Dottoressa, avete mai ricoverato persone che non hanno voluto vaccinarsi?
Sì. Ed è sempre un dolore, per noi. Una sconfitta, perché non siamo stati capaci, come operatori, come società, di trasmettere un messaggio importante. Abbiamo avuto ad esempio anziani con figli contrari al vaccino, ma anche altre persone. E ricordo che anche quando si supera la malattia e si lascia l’ospedale, il fardello che ci si porta appresso è pesante. Lo sanno tutti coloro che sono stati ricoverati da noi. Lo sappiamo noi, operatori, quanto e cosa abbiamo visto, in un anno e mezzo, in tutti questi piani del padiglione 1. Una quantità di dolore e sofferenza, reale, enorme, che non deve essere più vissuta da nessuno. E poi una quantità di sofferenza cui noi non abbiamo ancora guardato, come società, che è quella vissuta all’esterno degli ospedali, dalle persone richiuse, bambini, giovani, anziani, in situazioni di pericolo e di abbandono. L’unico modo per uscirne è darci la possibilità di avere un po’ di immunità.

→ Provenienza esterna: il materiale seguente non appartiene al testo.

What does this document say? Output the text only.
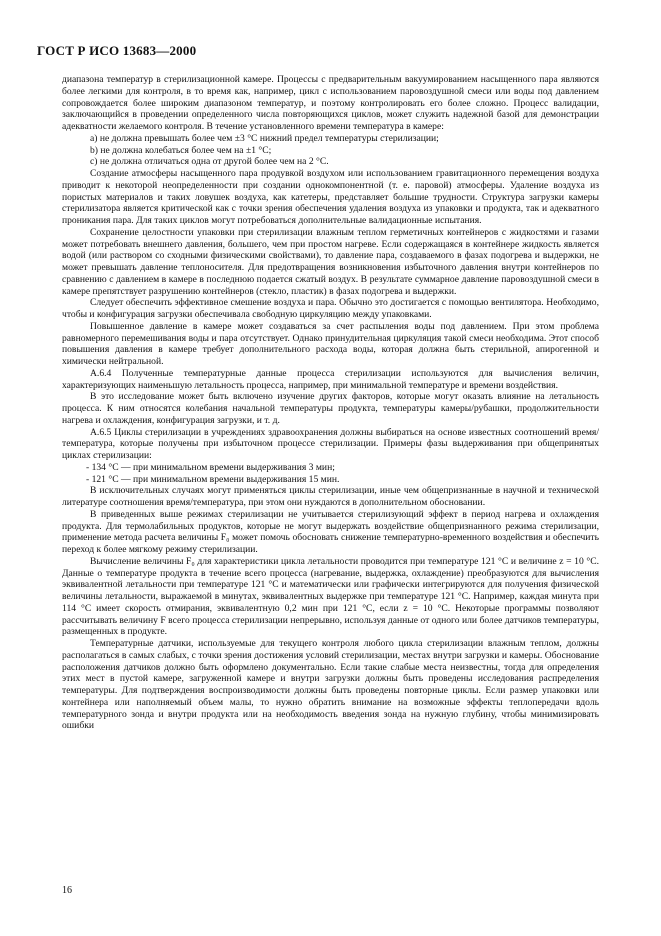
ГОСТ Р ИСО 13683—2000

диапазона температур в стерилизационной камере. Процессы с предварительным вакуумированием насыщенного пара являются более легкими для контроля, в то время как, например, цикл с использованием паровоздушной смеси или воды под давлением сопровождается более широким диапазоном температур, и поэтому контролировать его более сложно. Процесс валидации, заключающийся в проведении определенного числа повторяющихся циклов, может служить надежной базой для демонстрации адекватности желаемого контроля. В течение установленного времени температура в камере:

а) не должна превышать более чем ±3 °С нижний предел температуры стерилизации;

b) не должна колебаться более чем на ±1 °С;

c) не должна отличаться одна от другой более чем на 2 °С.

Создание атмосферы насыщенного пара продувкой воздухом или использованием гравитационного перемещения воздуха приводит к некоторой неопределенности при создании однокомпонентной (т. е. паровой) атмосферы. Удаление воздуха из пористых материалов и таких ловушек воздуха, как катетеры, представляет большие трудности. Структура загрузки камеры стерилизатора является критической как с точки зрения обеспечения удаления воздуха из упаковки и продукта, так и адекватного проникания пара. Для таких циклов могут потребоваться дополнительные валидационные испытания.

Сохранение целостности упаковки при стерилизации влажным теплом герметичных контейнеров с жидкостями и газами может потребовать внешнего давления, большего, чем при простом нагреве. Если содержащаяся в контейнере жидкость является водой (или раствором со сходными физическими свойствами), то давление пара, создаваемого в фазах подогрева и выдержки, не может превышать давление теплоносителя. Для предотвращения возникновения избыточного давления внутри контейнеров по сравнению с давлением в камере в последнюю подается сжатый воздух. В результате суммарное давление паровоздушной смеси в камере препятствует разрушению контейнеров (стекло, пластик) в фазах подогрева и выдержки.

Следует обеспечить эффективное смешение воздуха и пара. Обычно это достигается с помощью вентилятора. Необходимо, чтобы и конфигурация загрузки обеспечивала свободную циркуляцию между упаковками.

Повышенное давление в камере может создаваться за счет распыления воды под давлением. При этом проблема равномерного перемешивания воды и пара отсутствует. Однако принудительная циркуляция такой смеси необходима. Этот способ повышения давления в камере требует дополнительного расхода воды, которая должна быть стерильной, апирогенной и химически нейтральной.

А.6.4 Полученные температурные данные процесса стерилизации используются для вычисления величин, характеризующих наименьшую летальность процесса, например, при минимальной температуре и времени воздействия.

В это исследование может быть включено изучение других факторов, которые могут оказать влияние на летальность процесса. К ним относятся колебания начальной температуры продукта, температуры камеры/рубашки, продолжительности нагрева и охлаждения, конфигурация загрузки, и т. д.

А.6.5 Циклы стерилизации в учреждениях здравоохранения должны выбираться на основе известных соотношений время/температура, которые получены при избыточном процессе стерилизации. Примеры фазы выдерживания при общепринятых циклах стерилизации:

- 134 °С — при минимальном времени выдерживания 3 мин;

- 121 °С — при минимальном времени выдерживания 15 мин.

В исключительных случаях могут применяться циклы стерилизации, иные чем общепризнанные в научной и технической литературе соотношения время/температура, при этом они нуждаются в дополнительном обосновании.

В приведенных выше режимах стерилизации не учитывается стерилизующий эффект в период нагрева и охлаждения продукта. Для термолабильных продуктов, которые не могут выдержать воздействие общепризнанного режима стерилизации, применение метода расчета величины F₀ может помочь обосновать снижение температурно-временного воздействия и обеспечить переход к более мягкому режиму стерилизации.

Вычисление величины F₀ для характеристики цикла летальности проводится при температуре 121 °С и величине z = 10 °С. Данные о температуре продукта в течение всего процесса (нагревание, выдержка, охлаждение) преобразуются для вычисления эквивалентной летальности при температуре 121 °С и математически или графически интегрируются для получения физической величины летальности, выражаемой в минутах, эквивалентных выдержке при температуре 121 °С. Например, каждая минута при 114 °С имеет скорость отмирания, эквивалентную 0,2 мин при 121 °С, если z = 10 °С. Некоторые программы позволяют рассчитывать величину F всего процесса стерилизации непрерывно, используя данные от одного или более датчиков температуры, размещенных в продукте.

Температурные датчики, используемые для текущего контроля любого цикла стерилизации влажным теплом, должны располагаться в самых слабых, с точки зрения достижения условий стерилизации, местах внутри загрузки и камеры. Обоснование расположения датчиков должно быть оформлено документально. Если такие слабые места неизвестны, тогда для определения этих мест в пустой камере, загруженной камере и внутри загрузки должны быть проведены исследования распределения температуры. Для подтверждения воспроизводимости должны быть проведены повторные циклы. Если размер упаковки или контейнера или наполняемый объем малы, то нужно обратить внимание на возможные эффекты теплопередачи вдоль температурного зонда и внутри продукта или на необходимость введения зонда на нужную глубину, чтобы минимизировать ошибки

16
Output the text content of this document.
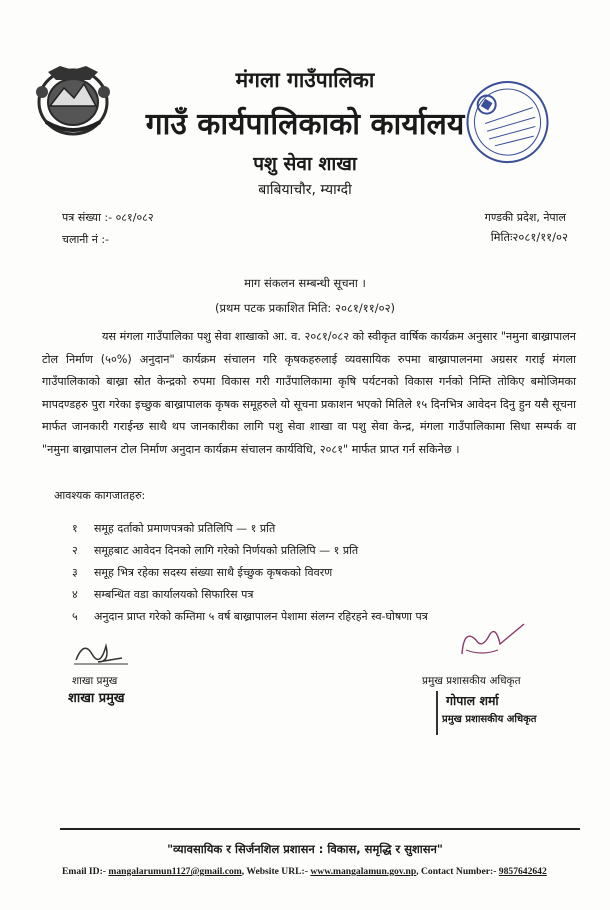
मंगला गाउँपालिका
गाउँ कार्यपालिकाको कार्यालय
पशु सेवा शाखा
बाबियाचौर, म्याग्दी
पत्र संख्या :- ०८१/०८२
चलानी नं :-
गण्डकी प्रदेश, नेपाल
मितिः२०८१/११/०२
माग संकलन सम्बन्धी सूचना ।
(प्रथम पटक प्रकाशित मिति: २०८१/११/०२)
यस मंगला गाउँपालिका पशु सेवा शाखाको आ. व. २०८१/०८२ को स्वीकृत वार्षिक कार्यक्रम अनुसार "नमुना बाख्रापालन टोल निर्माण (५०%) अनुदान" कार्यक्रम संचालन गरि कृषकहरुलाई व्यवसायिक रुपमा बाख्रापालनमा अग्रसर गराई मंगला गाउँपालिकाको बाख्रा स्रोत केन्द्रको रुपमा विकास गरी गाउँपालिकामा कृषि पर्यटनको विकास गर्नको निम्ति तोकिए बमोजिमका मापदण्डहरु पुरा गरेका इच्छुक बाख्रापालक कृषक समूहरुले यो सूचना प्रकाशन भएको मितिले १५ दिनभित्र आवेदन दिनु हुन यसै सूचना मार्फत जानकारी गराईन्छ साथै थप जानकारीका लागि पशु सेवा शाखा वा पशु सेवा केन्द्र, मंगला गाउँपालिकामा सिधा सम्पर्क वा "नमुना बाख्रापालन टोल निर्माण अनुदान कार्यक्रम संचालन कार्यविधि, २०८१" मार्फत प्राप्त गर्न सकिनेछ ।
आवश्यक कागजातहरु:
१	समूह दर्ताको प्रमाणपत्रको प्रतिलिपि — १ प्रति
२	समूहबाट आवेदन दिनको लागि गरेको निर्णयको प्रतिलिपि — १ प्रति
३	समूह भित्र रहेका सदस्य संख्या साथै ईच्छुक कृषकको विवरण
४	सम्बन्धित वडा कार्यालयको सिफारिस पत्र
५	अनुदान प्राप्त गरेको कम्तिमा ५ वर्ष बाख्रापालन पेशामा संलग्न रहिरहने स्व-घोषणा पत्र
शाखा प्रमुख
शाखा प्रमुख
प्रमुख प्रशासकीय अधिकृत
गोपाल शर्मा
प्रमुख प्रशासकीय अधिकृत
"व्यावसायिक र सिर्जनशिल प्रशासन : विकास, समृद्धि र सुशासन"
Email ID:- mangalarumun1127@gmail.com, Website URL:- www.mangalamun.gov.np, Contact Number:- 9857642642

E’ un’immunità, comunque, sufficiente a non farci ammalare e a non renderci contagiosi?
La protezione rispetto alla malattia è alta poi, ovvio, il vaccino non tappa le narici. Se da vaccinati entriamo nella stanza di una persona ammalata per assisterla, senza protezioni, il virus lo contraiamo lo stesso, però, la risposta immunitaria è tale che ce ne liberiamo anche subito. E’ provato che chi si infetta da Covid per la prima volta, resta positivo a lungo, mentre chi contrae il virus da vaccinato, rimane positivo per un tempo brevissimo. Quindi, possiamo dire che non ci ammaliamo, ma non siamo sicuri di non essere contagiosi. Certamente lo saremo meno in un contesto in cui il virus circola meno, in cui ci sono più persone vaccinate.
E’ verosimile pensare, dottoressa, che, prossimamente, potremo arrivare a fare a meno della mascherina?
Sì, credo di sì, all’esterno dove, probabilmente, il virus è meno efficace e in presenza di una buona copertura vaccinale. Certo, vale sempre la regola del buon senso nei comportamenti. Una certa distanza interpersonale, resta opportuna.